Authors: Fenner, Mark; Fenner, Barbara, King's College, Wilkes-Barre, PA

Track: Medical Imaging

Confocal microscopy is a qualitative analytical tool used to visualize the associations between cellular processes and anatomical structures. Quantitative analysis of confocal images uses domain expertise, in the form of background correction, and statistical calculations to give semi-quantitative comparisons among experimental conditions. Extended automation of quantitative confocal methods will (1) reduce the time consuming effort of manual background correction and (2) give a fully quantitative method to associate cellular process with structure.

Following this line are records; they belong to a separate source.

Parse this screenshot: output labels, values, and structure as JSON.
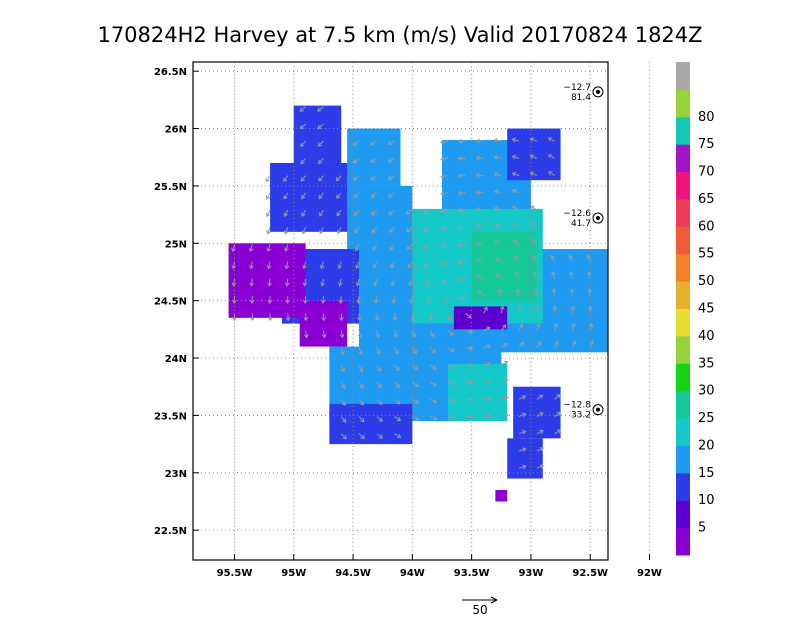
{
  "chart_data": {
    "type": "heatmap",
    "title": "170824H2 Harvey at 7.5 km (m/s) Valid 20170824 1824Z",
    "x_tick_labels": [
      "95.5W",
      "95W",
      "94.5W",
      "94W",
      "93.5W",
      "93W",
      "92.5W",
      "92W"
    ],
    "x_tick_values": [
      -95.5,
      -95.0,
      -94.5,
      -94.0,
      -93.5,
      -93.0,
      -92.5,
      -92.0
    ],
    "y_tick_labels": [
      "22.5N",
      "23N",
      "23.5N",
      "24N",
      "24.5N",
      "25N",
      "25.5N",
      "26N",
      "26.5N"
    ],
    "y_tick_values": [
      22.5,
      23.0,
      23.5,
      24.0,
      24.5,
      25.0,
      25.5,
      26.0,
      26.5
    ],
    "xlim": [
      -95.85,
      -92.35
    ],
    "ylim": [
      22.24,
      26.58
    ],
    "grid": true,
    "colorbar": {
      "tick_labels": [
        "5",
        "10",
        "15",
        "20",
        "25",
        "30",
        "35",
        "40",
        "45",
        "50",
        "55",
        "60",
        "65",
        "70",
        "75",
        "80"
      ],
      "bins": [
        {
          "min": 0,
          "max": 5,
          "color": "#8a00d4"
        },
        {
          "min": 5,
          "max": 10,
          "color": "#5b00cf"
        },
        {
          "min": 10,
          "max": 15,
          "color": "#2b3ce8"
        },
        {
          "min": 15,
          "max": 20,
          "color": "#1e9bf0"
        },
        {
          "min": 20,
          "max": 25,
          "color": "#14c8c8"
        },
        {
          "min": 25,
          "max": 30,
          "color": "#14c89a"
        },
        {
          "min": 30,
          "max": 35,
          "color": "#14d214"
        },
        {
          "min": 35,
          "max": 40,
          "color": "#96d23c"
        },
        {
          "min": 40,
          "max": 45,
          "color": "#e6dc32"
        },
        {
          "min": 45,
          "max": 50,
          "color": "#e6af2d"
        },
        {
          "min": 50,
          "max": 55,
          "color": "#f08228"
        },
        {
          "min": 55,
          "max": 60,
          "color": "#f05a37"
        },
        {
          "min": 60,
          "max": 65,
          "color": "#f03c5a"
        },
        {
          "min": 65,
          "max": 70,
          "color": "#f0147d"
        },
        {
          "min": 70,
          "max": 75,
          "color": "#a014c8"
        },
        {
          "min": 75,
          "max": 80,
          "color": "#14c8b4"
        },
        {
          "min": 80,
          "max": 85,
          "color": "#96d23c"
        },
        {
          "min": 85,
          "max": 90,
          "color": "#a8a8a8"
        }
      ]
    },
    "regions": [
      {
        "lon": [
          -95.2,
          -94.4
        ],
        "lat": [
          25.1,
          25.7
        ],
        "speed": 12
      },
      {
        "lon": [
          -95.0,
          -94.6
        ],
        "lat": [
          25.7,
          26.2
        ],
        "speed": 12
      },
      {
        "lon": [
          -94.55,
          -94.1
        ],
        "lat": [
          25.5,
          26.0
        ],
        "speed": 17
      },
      {
        "lon": [
          -94.55,
          -94.0
        ],
        "lat": [
          24.9,
          25.5
        ],
        "speed": 17
      },
      {
        "lon": [
          -93.75,
          -93.0
        ],
        "lat": [
          25.1,
          25.9
        ],
        "speed": 17
      },
      {
        "lon": [
          -93.2,
          -92.75
        ],
        "lat": [
          25.55,
          26.0
        ],
        "speed": 12
      },
      {
        "lon": [
          -95.1,
          -94.2
        ],
        "lat": [
          24.3,
          24.95
        ],
        "speed": 12
      },
      {
        "lon": [
          -95.55,
          -94.9
        ],
        "lat": [
          24.35,
          25.0
        ],
        "speed": 3
      },
      {
        "lon": [
          -94.95,
          -94.55
        ],
        "lat": [
          24.1,
          24.5
        ],
        "speed": 3
      },
      {
        "lon": [
          -94.45,
          -92.35
        ],
        "lat": [
          24.05,
          24.95
        ],
        "speed": 17
      },
      {
        "lon": [
          -94.0,
          -92.9
        ],
        "lat": [
          24.3,
          25.3
        ],
        "speed": 22
      },
      {
        "lon": [
          -93.5,
          -92.95
        ],
        "lat": [
          24.5,
          25.1
        ],
        "speed": 27
      },
      {
        "lon": [
          -94.1,
          -93.25
        ],
        "lat": [
          23.8,
          24.3
        ],
        "speed": 17
      },
      {
        "lon": [
          -93.8,
          -93.2
        ],
        "lat": [
          23.45,
          23.95
        ],
        "speed": 22
      },
      {
        "lon": [
          -94.7,
          -93.7
        ],
        "lat": [
          23.45,
          24.1
        ],
        "speed": 17
      },
      {
        "lon": [
          -94.7,
          -94.0
        ],
        "lat": [
          23.25,
          23.6
        ],
        "speed": 12
      },
      {
        "lon": [
          -93.15,
          -92.75
        ],
        "lat": [
          23.3,
          23.75
        ],
        "speed": 12
      },
      {
        "lon": [
          -93.2,
          -92.9
        ],
        "lat": [
          22.95,
          23.3
        ],
        "speed": 12
      },
      {
        "lon": [
          -93.65,
          -93.2
        ],
        "lat": [
          24.25,
          24.45
        ],
        "speed": 8
      },
      {
        "lon": [
          -93.3,
          -93.2
        ],
        "lat": [
          22.75,
          22.85
        ],
        "speed": 3
      }
    ],
    "wind_vectors": {
      "center_lon": -93.5,
      "center_lat": 24.45,
      "rotation": "cyclonic (counter-clockwise)",
      "reference_speed_ms": 50
    },
    "station_observations": [
      {
        "lon": -92.0,
        "lat": 26.32,
        "temp": "−12.7",
        "value": "81.4"
      },
      {
        "lon": -91.75,
        "lat": 25.22,
        "temp": "−12.6",
        "value": "41.7"
      },
      {
        "lon": -91.75,
        "lat": 23.55,
        "temp": "−12.8",
        "value": "33.2"
      }
    ]
  },
  "reference_label": "50"
}
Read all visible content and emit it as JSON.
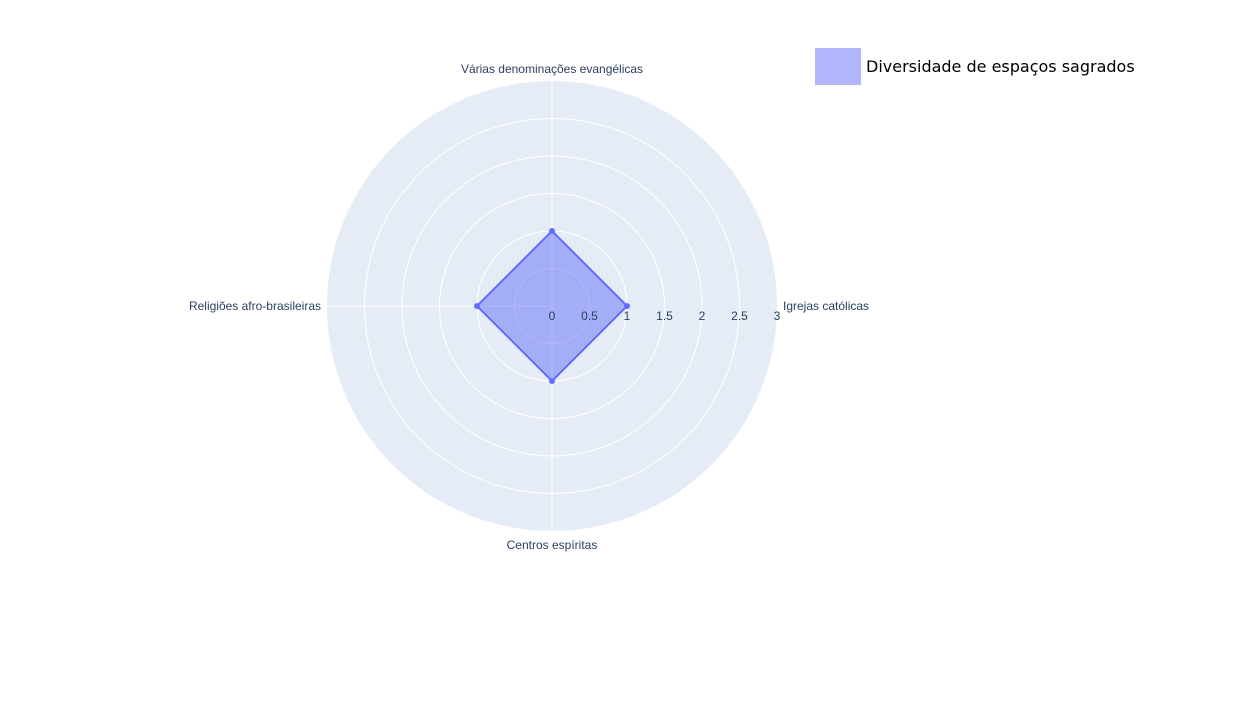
{
  "chart_data": {
    "type": "radar",
    "categories": [
      "Igrejas católicas",
      "Várias denominações evangélicas",
      "Religiões afro-brasileiras",
      "Centros espíritas"
    ],
    "series": [
      {
        "name": "Diversidade de espaços sagrados",
        "values": [
          1,
          1,
          1,
          1
        ]
      }
    ],
    "radial_ticks": [
      "0",
      "0.5",
      "1",
      "1.5",
      "2",
      "2.5",
      "3"
    ],
    "radial_tick_values": [
      0,
      0.5,
      1,
      1.5,
      2,
      2.5,
      3
    ],
    "rlim": [
      0,
      3
    ],
    "grid": true,
    "legend_position": "top-right",
    "colors": {
      "polar_bg": "#e5ecf6",
      "grid": "#ffffff",
      "fill": "#636efa",
      "fill_opacity": 0.5,
      "line": "#636efa",
      "text": "#2a3f5f"
    }
  }
}
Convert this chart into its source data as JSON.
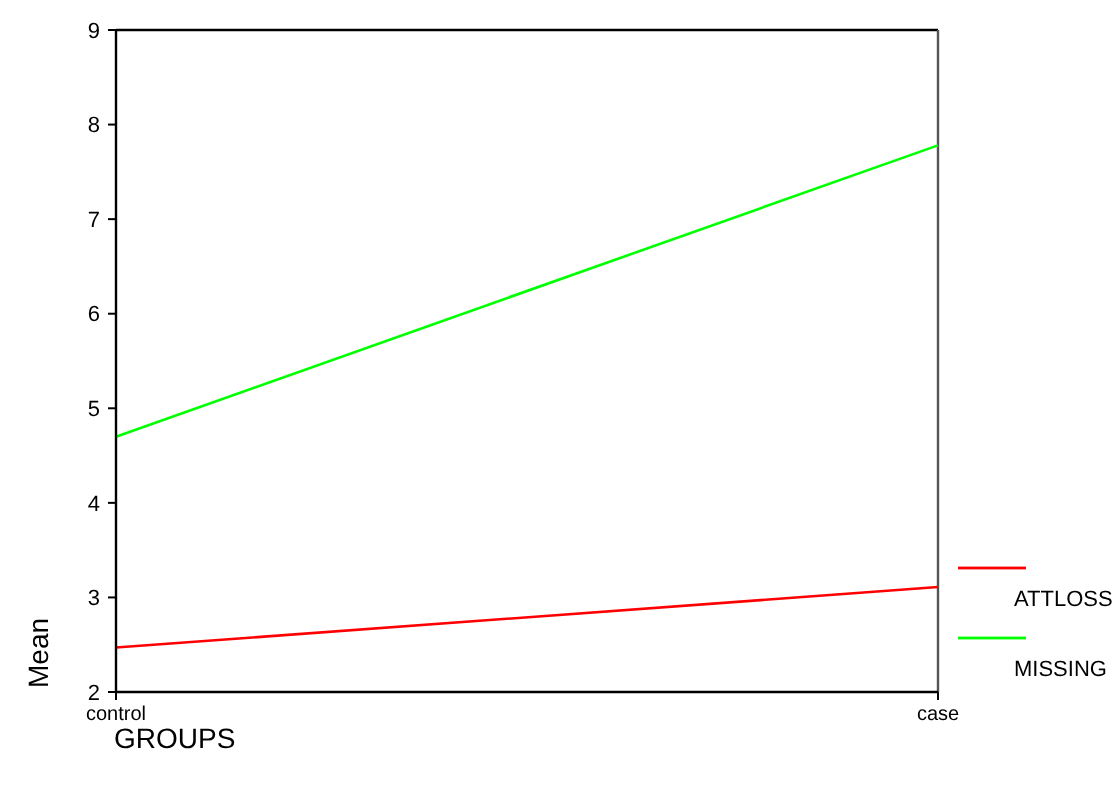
{
  "chart_data": {
    "type": "line",
    "xlabel": "GROUPS",
    "ylabel": "Mean",
    "categories": [
      "control",
      "case"
    ],
    "ylim": [
      2,
      9
    ],
    "yticks": [
      2,
      3,
      4,
      5,
      6,
      7,
      8,
      9
    ],
    "legend": "bottom right",
    "series": [
      {
        "name": "ATTLOSS",
        "color": "#ff0000",
        "values": [
          2.47,
          3.11
        ]
      },
      {
        "name": "MISSING",
        "color": "#00ff00",
        "values": [
          4.7,
          7.78
        ]
      }
    ]
  }
}
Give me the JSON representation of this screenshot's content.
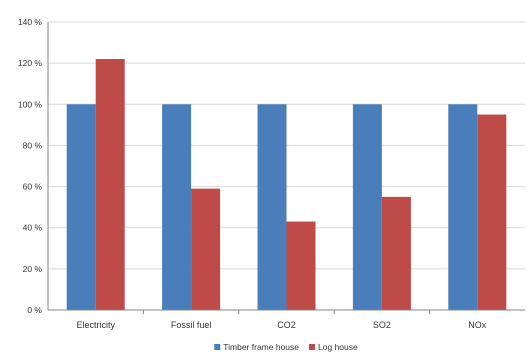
{
  "chart_data": {
    "type": "bar",
    "categories": [
      "Electricity",
      "Fossil fuel",
      "CO2",
      "SO2",
      "NOx"
    ],
    "series": [
      {
        "name": "Timber frame house",
        "color": "#4a7ebb",
        "values": [
          100,
          100,
          100,
          100,
          100
        ]
      },
      {
        "name": "Log house",
        "color": "#be4b48",
        "values": [
          122,
          59,
          43,
          55,
          95
        ]
      }
    ],
    "y_ticks": [
      "0 %",
      "20 %",
      "40 %",
      "60 %",
      "80 %",
      "100 %",
      "120 %",
      "140 %"
    ],
    "ylim": [
      0,
      140
    ],
    "grid": true,
    "legend_position": "bottom",
    "colors": {
      "grid": "#d9d9d9",
      "axis": "#868686"
    }
  }
}
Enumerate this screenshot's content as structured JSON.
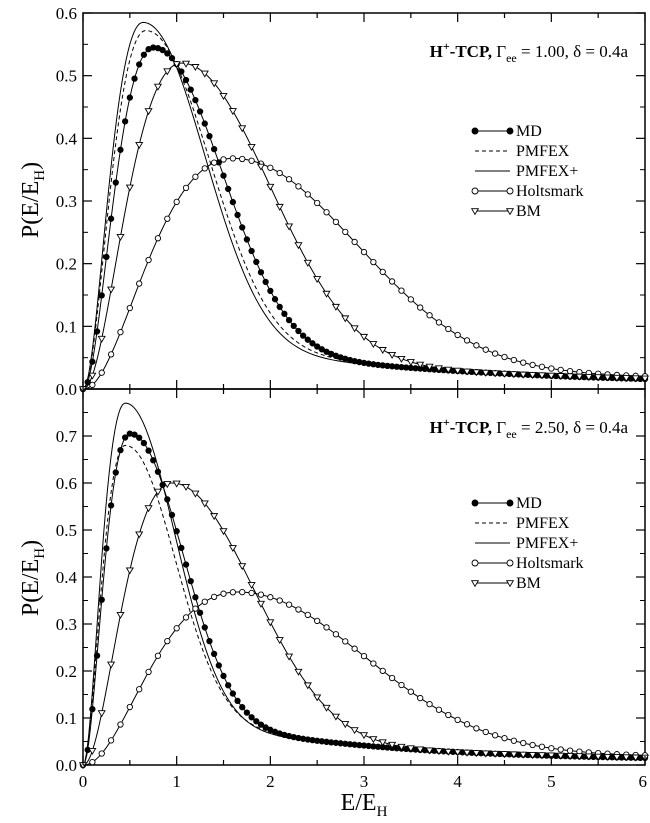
{
  "chart_data": {
    "type": "line",
    "xlabel": "E/E",
    "xlabel_sub": "H",
    "x_ticks": [
      "0",
      "1",
      "2",
      "3",
      "4",
      "5",
      "6"
    ],
    "xlim": [
      0,
      6
    ],
    "panels": [
      {
        "ylabel": "P(E/E",
        "ylabel_sub": "H",
        "ylabel_close": ")",
        "ylim": [
          0,
          0.6
        ],
        "y_ticks": [
          "0.0",
          "0.1",
          "0.2",
          "0.3",
          "0.4",
          "0.5",
          "0.6"
        ],
        "annotation": {
          "bold_a": "H",
          "sup": "+",
          "bold_b": "-TCP, ",
          "gamma": "Γ",
          "gamma_sub": "ee",
          "rest": " = 1.00, δ = 0.4a"
        },
        "legend": [
          "MD",
          "PMFEX",
          "PMFEX+",
          "Holtsmark",
          "BM"
        ],
        "series": [
          {
            "name": "MD",
            "style": "solid-filled-circle",
            "peak_x": 0.75,
            "peak_y": 0.545,
            "tail_slope": 0.016
          },
          {
            "name": "PMFEX",
            "style": "dashed",
            "peak_x": 0.67,
            "peak_y": 0.572,
            "tail_slope": 0.016
          },
          {
            "name": "PMFEX+",
            "style": "solid",
            "peak_x": 0.64,
            "peak_y": 0.585,
            "tail_slope": 0.015
          },
          {
            "name": "Holtsmark",
            "style": "solid-open-circle",
            "peak_x": 1.6,
            "peak_y": 0.368,
            "tail_slope": 0.022
          },
          {
            "name": "BM",
            "style": "solid-open-triangle",
            "peak_x": 1.05,
            "peak_y": 0.52,
            "tail_slope": 0.017
          }
        ]
      },
      {
        "ylabel": "P(E/E",
        "ylabel_sub": "H",
        "ylabel_close": ")",
        "ylim": [
          0,
          0.8
        ],
        "y_ticks": [
          "0.0",
          "0.1",
          "0.2",
          "0.3",
          "0.4",
          "0.5",
          "0.6",
          "0.7"
        ],
        "annotation": {
          "bold_a": "H",
          "sup": "+",
          "bold_b": "-TCP, ",
          "gamma": "Γ",
          "gamma_sub": "ee",
          "rest": " = 2.50, δ = 0.4a"
        },
        "legend": [
          "MD",
          "PMFEX",
          "PMFEX+",
          "Holtsmark",
          "BM"
        ],
        "series": [
          {
            "name": "MD",
            "style": "solid-filled-circle",
            "peak_x": 0.5,
            "peak_y": 0.705,
            "tail_slope": 0.015
          },
          {
            "name": "PMFEX",
            "style": "dashed",
            "peak_x": 0.45,
            "peak_y": 0.68,
            "tail_slope": 0.015
          },
          {
            "name": "PMFEX+",
            "style": "solid",
            "peak_x": 0.45,
            "peak_y": 0.77,
            "tail_slope": 0.014
          },
          {
            "name": "Holtsmark",
            "style": "solid-open-circle",
            "peak_x": 1.65,
            "peak_y": 0.368,
            "tail_slope": 0.022
          },
          {
            "name": "BM",
            "style": "solid-open-triangle",
            "peak_x": 0.95,
            "peak_y": 0.6,
            "tail_slope": 0.016
          }
        ]
      }
    ]
  }
}
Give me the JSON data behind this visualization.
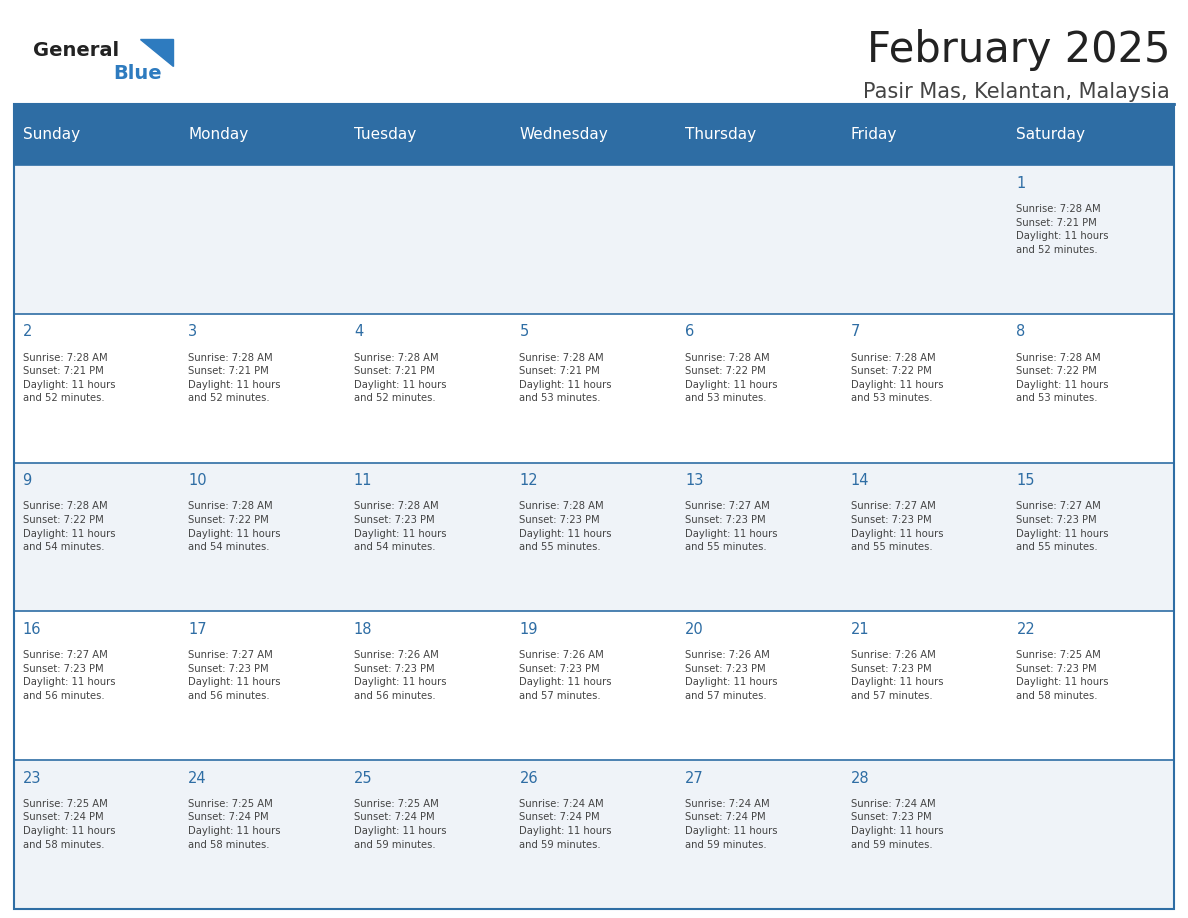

The purpose of this project is: (1) to develop automated methods to quantitatively assess colocalization of multiple fluorescent labels within confocal images and (2) to apply these methods to assess colocalization of trkB.t1 and BDNF to three types of organelles: endosomes, lysosomes, and transport organelles. Computing quantitative colocalization values requires image correction for background noise. We perform background correction in three ways: (1) manual, (2) automated heuristic analysis of the label intensity histograms, and (3) application of a regression model developed from a subset of manually corrected images. Using the corrected images, we compute a set of domain specific correlations: Pearson's and Mander's coefficients, the 'colocalization coefficients' (M1, M2, m1, and m2), and the 'overlap coefficients' (k1 and k2).

The project is implemented, end-to-end, in Python. Pure Python is used for managing file access, input parameters, and initial processing of the repository of 933 images. NumPy is used to apply manual background correction, compute the automated background corrections (reducing false positive results and manual labor), and to calculate the domain specific coefficients. We visualize the raw intensity values and computed coefficient values with Tufte-style panel plots created in matplotlib. A longer term goal of this work is to explore plausible extensions of dual-label coefficients to triple-label coefficients.